Here’s an inspiring 14-minute TEDx Talk by photographer Billy Weeks about documentary photography. Weeks explores that specific moment in which a photographer and subject “intersect with a single point of view.”
Coming from a poor background, Weeks built a career for himself in photojournalism. He spent a lot of his time documenting people, particularly those from similar upbringings. His first job was for the Chattanooga Times in 1984 as a staff photographer, and in 1999 he was promoted to Director of Photography. Only relatively recently in 2010 did Weeks become an independent documentary photographer.
Since then, he’s covered assignments from the World Series to documenting the lives of those living in small villages in Central America.
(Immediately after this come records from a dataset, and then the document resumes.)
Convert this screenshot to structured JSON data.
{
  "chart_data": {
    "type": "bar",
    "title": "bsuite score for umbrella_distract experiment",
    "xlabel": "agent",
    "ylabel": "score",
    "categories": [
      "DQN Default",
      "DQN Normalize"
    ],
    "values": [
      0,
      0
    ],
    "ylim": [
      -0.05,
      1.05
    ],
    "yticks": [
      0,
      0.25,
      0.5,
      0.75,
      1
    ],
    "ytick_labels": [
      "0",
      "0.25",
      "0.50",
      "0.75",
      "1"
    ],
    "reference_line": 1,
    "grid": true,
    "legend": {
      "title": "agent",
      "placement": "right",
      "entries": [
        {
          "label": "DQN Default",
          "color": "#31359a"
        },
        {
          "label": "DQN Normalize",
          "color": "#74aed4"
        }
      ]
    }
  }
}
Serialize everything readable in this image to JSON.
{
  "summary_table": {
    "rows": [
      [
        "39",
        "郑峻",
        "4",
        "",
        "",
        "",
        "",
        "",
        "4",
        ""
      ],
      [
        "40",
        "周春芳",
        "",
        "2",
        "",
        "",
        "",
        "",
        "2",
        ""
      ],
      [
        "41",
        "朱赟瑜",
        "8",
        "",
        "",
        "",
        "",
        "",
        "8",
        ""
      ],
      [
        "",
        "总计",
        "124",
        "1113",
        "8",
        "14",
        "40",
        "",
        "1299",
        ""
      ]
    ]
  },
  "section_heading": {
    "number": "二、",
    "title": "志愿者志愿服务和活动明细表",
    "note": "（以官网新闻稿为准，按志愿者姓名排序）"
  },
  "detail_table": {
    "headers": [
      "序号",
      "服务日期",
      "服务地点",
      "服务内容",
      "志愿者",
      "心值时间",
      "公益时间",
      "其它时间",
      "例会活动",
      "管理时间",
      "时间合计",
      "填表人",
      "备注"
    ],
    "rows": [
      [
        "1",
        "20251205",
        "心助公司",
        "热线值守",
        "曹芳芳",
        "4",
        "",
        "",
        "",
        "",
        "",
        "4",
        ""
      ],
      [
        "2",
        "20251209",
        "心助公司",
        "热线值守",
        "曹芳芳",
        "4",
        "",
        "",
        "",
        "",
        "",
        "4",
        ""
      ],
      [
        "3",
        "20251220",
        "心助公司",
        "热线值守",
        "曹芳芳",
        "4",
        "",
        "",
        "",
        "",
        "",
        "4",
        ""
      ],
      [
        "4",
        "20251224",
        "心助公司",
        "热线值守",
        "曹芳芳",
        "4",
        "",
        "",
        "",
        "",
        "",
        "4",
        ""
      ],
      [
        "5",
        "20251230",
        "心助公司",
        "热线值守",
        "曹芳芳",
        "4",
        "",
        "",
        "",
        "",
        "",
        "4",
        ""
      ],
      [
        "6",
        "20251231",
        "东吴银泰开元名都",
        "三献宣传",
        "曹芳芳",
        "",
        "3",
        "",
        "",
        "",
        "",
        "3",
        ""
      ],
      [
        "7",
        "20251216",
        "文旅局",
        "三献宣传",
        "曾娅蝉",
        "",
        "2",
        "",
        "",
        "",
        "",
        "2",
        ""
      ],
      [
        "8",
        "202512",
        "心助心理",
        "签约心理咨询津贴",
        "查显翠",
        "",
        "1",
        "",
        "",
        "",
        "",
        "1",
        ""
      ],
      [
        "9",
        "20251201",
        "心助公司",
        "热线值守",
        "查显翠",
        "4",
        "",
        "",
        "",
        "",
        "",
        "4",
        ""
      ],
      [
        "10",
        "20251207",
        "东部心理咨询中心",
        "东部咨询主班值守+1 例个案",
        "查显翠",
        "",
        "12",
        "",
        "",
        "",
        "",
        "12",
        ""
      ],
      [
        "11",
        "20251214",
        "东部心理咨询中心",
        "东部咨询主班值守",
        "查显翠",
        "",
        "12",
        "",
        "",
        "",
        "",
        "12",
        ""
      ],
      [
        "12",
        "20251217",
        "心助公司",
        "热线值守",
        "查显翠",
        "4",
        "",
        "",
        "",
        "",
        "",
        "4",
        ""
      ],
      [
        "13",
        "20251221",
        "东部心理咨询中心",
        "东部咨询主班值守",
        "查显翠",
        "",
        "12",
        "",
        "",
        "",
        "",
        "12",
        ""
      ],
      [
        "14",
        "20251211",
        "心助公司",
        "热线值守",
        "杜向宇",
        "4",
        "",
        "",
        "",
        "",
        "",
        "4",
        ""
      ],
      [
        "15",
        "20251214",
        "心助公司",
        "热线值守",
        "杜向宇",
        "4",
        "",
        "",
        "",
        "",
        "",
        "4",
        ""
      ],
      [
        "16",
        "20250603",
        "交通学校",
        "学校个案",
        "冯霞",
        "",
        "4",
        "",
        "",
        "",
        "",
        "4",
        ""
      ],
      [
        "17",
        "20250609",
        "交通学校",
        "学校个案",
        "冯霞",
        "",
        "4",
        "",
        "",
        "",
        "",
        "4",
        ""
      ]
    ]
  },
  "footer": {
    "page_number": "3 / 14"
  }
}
His images of poverty in Honduras won an “Award of Excellence” for editorial photography in the Communication Arts Photography Annual. Since then he has picked up a number of other awards and seen his images published in high profile magazines.
Weeks reminds us that there are two views in documentary photography: that of the photographer, and that of the subject. This talk should give you some inspiration and insight into the responsibility that documentary photographers have in always remembering that there are two people to every photograph.
Throughout the talk, Weeks gives examples of his past assignments and what factors from his own experiences have shaped the images he ultimately produced.
“My photographs are my autobiography,” says Weeks. “If you dig deeper, you’ll find an understanding of a photographer with human politics and rights at its core.
“In the end, I’m always photographing myself.”